Wednesday, January 17, 2007

Favorite Proverbs Explained


"Cleanliness is next to Godliness."
Explanation: If you can't be a pious sort, at least wash that frock once in a while.


"Discretion is the better part of valor."
Explanation: the other part involves a knowledge of explosives and, in all probability, flame-retardant pants - you choose.


"Charity begins at home."
Explanation: First treat yourself to a nice piece of fish; then, go ahead and donate that car in the garage to the blind but maybe make sure they only drive it slowly.


"Don't go near the water until you learn how to swim."
Explanation: but even after you've learned there are plenty of strokes that are equally useful on dry land.


"Barking dogs seldom bite."
Explanation: go ahead and take that soup bone back, Rex won't mind.


"Better to be alone than in bad company."
Explanation: they were an altogether shitty band, your solo career can only improve.


"Don't wash your dirty linen in public."
Explanation: self-explanatory


"Every man has his price."
Explanation: maybe, but you're a real bargain only wanting that last bit of corned beef.

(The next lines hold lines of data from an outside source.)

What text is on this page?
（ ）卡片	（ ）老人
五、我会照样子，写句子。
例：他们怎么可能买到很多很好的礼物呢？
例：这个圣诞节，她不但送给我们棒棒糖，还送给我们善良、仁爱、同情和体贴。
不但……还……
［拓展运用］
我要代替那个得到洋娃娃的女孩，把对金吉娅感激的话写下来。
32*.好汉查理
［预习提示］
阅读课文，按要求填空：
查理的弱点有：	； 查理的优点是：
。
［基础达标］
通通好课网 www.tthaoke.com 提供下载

"Fear of death is worse than death itself."
Explanation: If you're that upset about it, the Powers that be will probably let you keep that sectional sofa or promise to get you another one just like it.

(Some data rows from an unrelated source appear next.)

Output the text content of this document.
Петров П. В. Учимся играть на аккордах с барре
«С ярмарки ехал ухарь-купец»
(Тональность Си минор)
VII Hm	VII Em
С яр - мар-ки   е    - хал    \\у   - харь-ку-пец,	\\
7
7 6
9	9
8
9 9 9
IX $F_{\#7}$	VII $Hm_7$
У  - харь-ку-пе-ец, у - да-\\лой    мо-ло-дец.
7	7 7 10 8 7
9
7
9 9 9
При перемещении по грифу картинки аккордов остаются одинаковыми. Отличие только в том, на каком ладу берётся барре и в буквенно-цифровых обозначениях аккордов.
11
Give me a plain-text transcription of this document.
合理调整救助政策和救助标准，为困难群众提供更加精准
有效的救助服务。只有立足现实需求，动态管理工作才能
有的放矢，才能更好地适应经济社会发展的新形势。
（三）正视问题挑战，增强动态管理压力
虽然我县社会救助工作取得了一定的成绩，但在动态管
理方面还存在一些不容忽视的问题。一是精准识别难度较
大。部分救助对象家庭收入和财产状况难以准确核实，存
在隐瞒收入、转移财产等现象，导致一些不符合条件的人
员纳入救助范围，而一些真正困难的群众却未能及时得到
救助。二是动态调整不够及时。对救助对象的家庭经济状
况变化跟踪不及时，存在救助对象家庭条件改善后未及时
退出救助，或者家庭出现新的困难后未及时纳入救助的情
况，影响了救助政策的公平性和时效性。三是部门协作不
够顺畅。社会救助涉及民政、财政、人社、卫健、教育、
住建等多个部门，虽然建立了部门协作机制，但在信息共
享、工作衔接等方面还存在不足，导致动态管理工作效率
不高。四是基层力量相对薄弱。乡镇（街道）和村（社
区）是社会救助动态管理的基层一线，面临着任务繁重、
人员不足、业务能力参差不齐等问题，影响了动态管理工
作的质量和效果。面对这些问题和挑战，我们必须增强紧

"He that is master of himself will soon be master of others."
Explanation: you too can end your almost chemical reliance on toothpaste if you just follow my simple instructions.


"He that knows nothing, doubts nothing."
Explanation: If you knew anything you wouldn't have trusted Dr. Mojak’s promise to refrain from fondling your breasts while you were sedated.


"He who hesitates is lost."
Explanation: what the hell are you waiting for these yams won't peel themselves.


"Ignorance of the law excuses no man."
Explanation: Yes, it is against the law. No, you weren't 'saving' the chickens by stealing that bucket of extra tasty crispy from KFC.


"Let the dead bury the dead."
Explanation: Just enjoy your enchiladas.


"Lightning never strikes the same place twice."
Explanation: You're not getting off that roof until the shingling is done.


"Live and let live."
Explanation: There's no such thing as a Lord of the Soup; Lou has got the same right to enjoy his navy bean as you do.


”We’re known by the company we keep.”
Explanation: when I’m with you I’m known as a guy that constantly points out all of the passing things over which he’d prefer to have a turkey.